Toronto budget chief has 'toughest job'
Toronto Mayor Rob Ford's incoming budget chief says his team is working on a 2011 budget plan that includes an unexpected property tax freeze without cutting services but he admits it will be no easy task.
Coun. Mike Del Grande, who will officially be appointed as the city's budget chief next week, has to find an estimated $60 million in financial wiggle room to allow for the tax freeze that Ford first announced Wednesday.
The announced freeze came as a surprise to city hall observers as Ford had never promised to implement one during his mayoral campaign. Del Grande said he himself only found out about the plan last Friday.
Some of Ford's plans:
- Eliminating the $60-vehicle registration tax, which brings in between $40 million to $50 million annually.
- Making the TTC an essential service, which would prohibit employees from striking.
- Putting an end to the Transit City transportation plan in favour of new subways.
- Cutting office budgets for councillors and the mayor.
- Hiring 100 more police officers.
- Privatizing garbage collection.
"It's not for me to judge" whether the move to freeze taxes is a good one, he said.
"I've been selected by Mayor Ford. I volunteered to help in any way that I could. He felt that this was my area where I've got the most training and background," said Del Grande, who is an accountant.
"I think I've got the toughest job of all the councillors in this place. What people really don't realize is that it is the mayor's budget and I'm basically an implementer."

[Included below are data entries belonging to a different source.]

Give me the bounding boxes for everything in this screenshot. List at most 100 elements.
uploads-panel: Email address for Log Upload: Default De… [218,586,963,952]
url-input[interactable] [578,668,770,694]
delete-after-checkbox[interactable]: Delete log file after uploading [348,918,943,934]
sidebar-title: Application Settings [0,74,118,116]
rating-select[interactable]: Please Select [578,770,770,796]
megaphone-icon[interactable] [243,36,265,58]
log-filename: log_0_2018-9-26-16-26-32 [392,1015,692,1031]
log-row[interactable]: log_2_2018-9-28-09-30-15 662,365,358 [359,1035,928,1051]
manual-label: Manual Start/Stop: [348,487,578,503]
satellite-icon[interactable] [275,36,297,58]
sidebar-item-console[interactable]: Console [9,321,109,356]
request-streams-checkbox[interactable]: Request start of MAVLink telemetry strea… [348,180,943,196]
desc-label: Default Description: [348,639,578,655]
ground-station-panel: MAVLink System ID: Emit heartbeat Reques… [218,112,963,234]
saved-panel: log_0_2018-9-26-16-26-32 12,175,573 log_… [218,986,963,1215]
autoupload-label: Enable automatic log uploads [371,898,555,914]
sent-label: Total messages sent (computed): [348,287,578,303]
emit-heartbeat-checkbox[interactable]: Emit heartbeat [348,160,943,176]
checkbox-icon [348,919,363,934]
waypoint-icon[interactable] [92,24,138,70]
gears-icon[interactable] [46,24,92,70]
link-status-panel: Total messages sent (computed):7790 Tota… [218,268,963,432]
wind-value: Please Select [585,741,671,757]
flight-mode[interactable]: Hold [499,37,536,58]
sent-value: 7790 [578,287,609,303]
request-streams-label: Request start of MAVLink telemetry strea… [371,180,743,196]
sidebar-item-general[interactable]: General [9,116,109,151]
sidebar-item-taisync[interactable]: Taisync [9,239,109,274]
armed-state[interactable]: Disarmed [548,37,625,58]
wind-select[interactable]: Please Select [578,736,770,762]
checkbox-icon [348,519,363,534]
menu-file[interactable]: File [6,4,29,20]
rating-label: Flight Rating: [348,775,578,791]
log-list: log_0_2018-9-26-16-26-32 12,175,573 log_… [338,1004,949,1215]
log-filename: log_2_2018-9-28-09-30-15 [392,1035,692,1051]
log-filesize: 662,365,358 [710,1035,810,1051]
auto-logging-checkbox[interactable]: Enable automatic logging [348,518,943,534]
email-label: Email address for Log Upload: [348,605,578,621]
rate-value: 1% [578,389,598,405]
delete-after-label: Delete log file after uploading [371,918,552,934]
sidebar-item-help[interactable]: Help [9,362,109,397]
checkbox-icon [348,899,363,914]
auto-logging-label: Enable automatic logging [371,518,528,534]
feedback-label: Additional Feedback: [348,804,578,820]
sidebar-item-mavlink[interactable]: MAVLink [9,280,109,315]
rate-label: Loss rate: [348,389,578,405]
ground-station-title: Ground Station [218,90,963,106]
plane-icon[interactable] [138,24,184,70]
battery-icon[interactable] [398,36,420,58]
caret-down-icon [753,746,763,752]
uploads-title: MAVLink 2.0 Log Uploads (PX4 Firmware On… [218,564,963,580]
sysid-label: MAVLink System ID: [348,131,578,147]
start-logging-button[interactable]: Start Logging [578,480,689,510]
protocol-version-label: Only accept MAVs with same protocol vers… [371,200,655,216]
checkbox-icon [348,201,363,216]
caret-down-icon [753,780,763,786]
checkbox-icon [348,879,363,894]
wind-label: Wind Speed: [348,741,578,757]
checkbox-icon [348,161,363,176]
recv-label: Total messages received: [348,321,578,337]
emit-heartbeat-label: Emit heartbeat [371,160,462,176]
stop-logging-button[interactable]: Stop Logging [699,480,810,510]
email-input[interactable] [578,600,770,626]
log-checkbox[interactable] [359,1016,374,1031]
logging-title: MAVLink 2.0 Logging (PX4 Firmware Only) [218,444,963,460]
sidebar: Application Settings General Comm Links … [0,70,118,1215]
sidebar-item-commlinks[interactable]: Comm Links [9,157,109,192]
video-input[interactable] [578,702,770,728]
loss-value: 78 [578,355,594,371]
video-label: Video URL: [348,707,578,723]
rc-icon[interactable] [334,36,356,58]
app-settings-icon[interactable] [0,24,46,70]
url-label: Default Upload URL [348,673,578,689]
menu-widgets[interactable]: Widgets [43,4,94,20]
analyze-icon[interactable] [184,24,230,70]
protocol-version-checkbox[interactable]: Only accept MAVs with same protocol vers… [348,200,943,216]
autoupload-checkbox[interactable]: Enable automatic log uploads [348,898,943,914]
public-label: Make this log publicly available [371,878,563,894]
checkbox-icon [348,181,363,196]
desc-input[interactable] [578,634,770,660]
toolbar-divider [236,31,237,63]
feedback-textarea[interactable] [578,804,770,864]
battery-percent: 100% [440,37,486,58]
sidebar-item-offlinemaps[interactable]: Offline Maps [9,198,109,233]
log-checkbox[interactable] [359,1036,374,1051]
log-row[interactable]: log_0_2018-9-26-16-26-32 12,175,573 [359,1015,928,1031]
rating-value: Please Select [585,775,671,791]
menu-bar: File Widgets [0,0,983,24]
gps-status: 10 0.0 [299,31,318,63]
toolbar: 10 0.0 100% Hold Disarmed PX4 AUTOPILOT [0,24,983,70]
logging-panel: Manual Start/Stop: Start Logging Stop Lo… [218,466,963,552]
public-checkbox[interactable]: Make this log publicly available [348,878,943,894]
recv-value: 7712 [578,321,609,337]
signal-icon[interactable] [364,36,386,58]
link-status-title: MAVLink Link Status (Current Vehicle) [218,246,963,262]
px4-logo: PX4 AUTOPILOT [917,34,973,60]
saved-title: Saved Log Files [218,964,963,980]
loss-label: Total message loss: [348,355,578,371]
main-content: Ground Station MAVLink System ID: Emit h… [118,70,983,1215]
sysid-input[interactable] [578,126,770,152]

What may aid him is a surprise $275-million surplus that the city announced last month. That however, still doesn't cover the city's structural budget shortfall — including the surplus, Toronto still has to find ways to close an expected $225-million gap.
In a letter sent to city manager Joe Pennachetti on Wednesday, Ford asked for an operating budget no greater than last year's, with no tax increases or service cuts.
He wrote that departments will have to be "creative and exhaustive in their search for efficiencies."
"We're working on it. There's a number of avenues we are looking at," said Del Grande, who stressed the budget process is very much in its infancy. He said his team is expecting extra revenues from back taxes and is asking all departments to cut spending.
Quick work expected
But asking departments to tighten belts may be easier said then done.
Last year, outgoing budget chair Shelley Carroll asked all city departments in October to slash their budgets by five per cent in an attempt to balance the city's books.
That appeal fell on deaf ears as many departments, including the Toronto Transit Commission and the Toronto Police Service, which together account for around $2.4 billion of the city's $9.2-billion operating budget, asked for more money instead of less.
Del Grande will also have to work quickly — Ford wants draft versions of both the capital and operating budgets ready for the first meeting of the budget committee in January and would like the entire budget process wrapped up by February.
In the past, council has approved operating budgets only in the early spring. The expedited process earned criticism from Coun. Adam Vaughan.
"This budget will be comprised behind closed doors. It will be presented with no time to measure the impact and then it will voted on by a group of councilors, a third of whom are new. It is going to be catastrophic," he said.
Meanwhile, David Soknacki, who was the budget chief under former mayor Mel Lastman, said Ford's plans are "great in the short term" but may be hard to sustain.
"Perhaps he knows something that we don't know. Perhaps there is a greater windfall . Perhaps there is more savings. Or perhaps he can let everybody know that there is a new sheriff in town and he's making decisive action on his own," he said.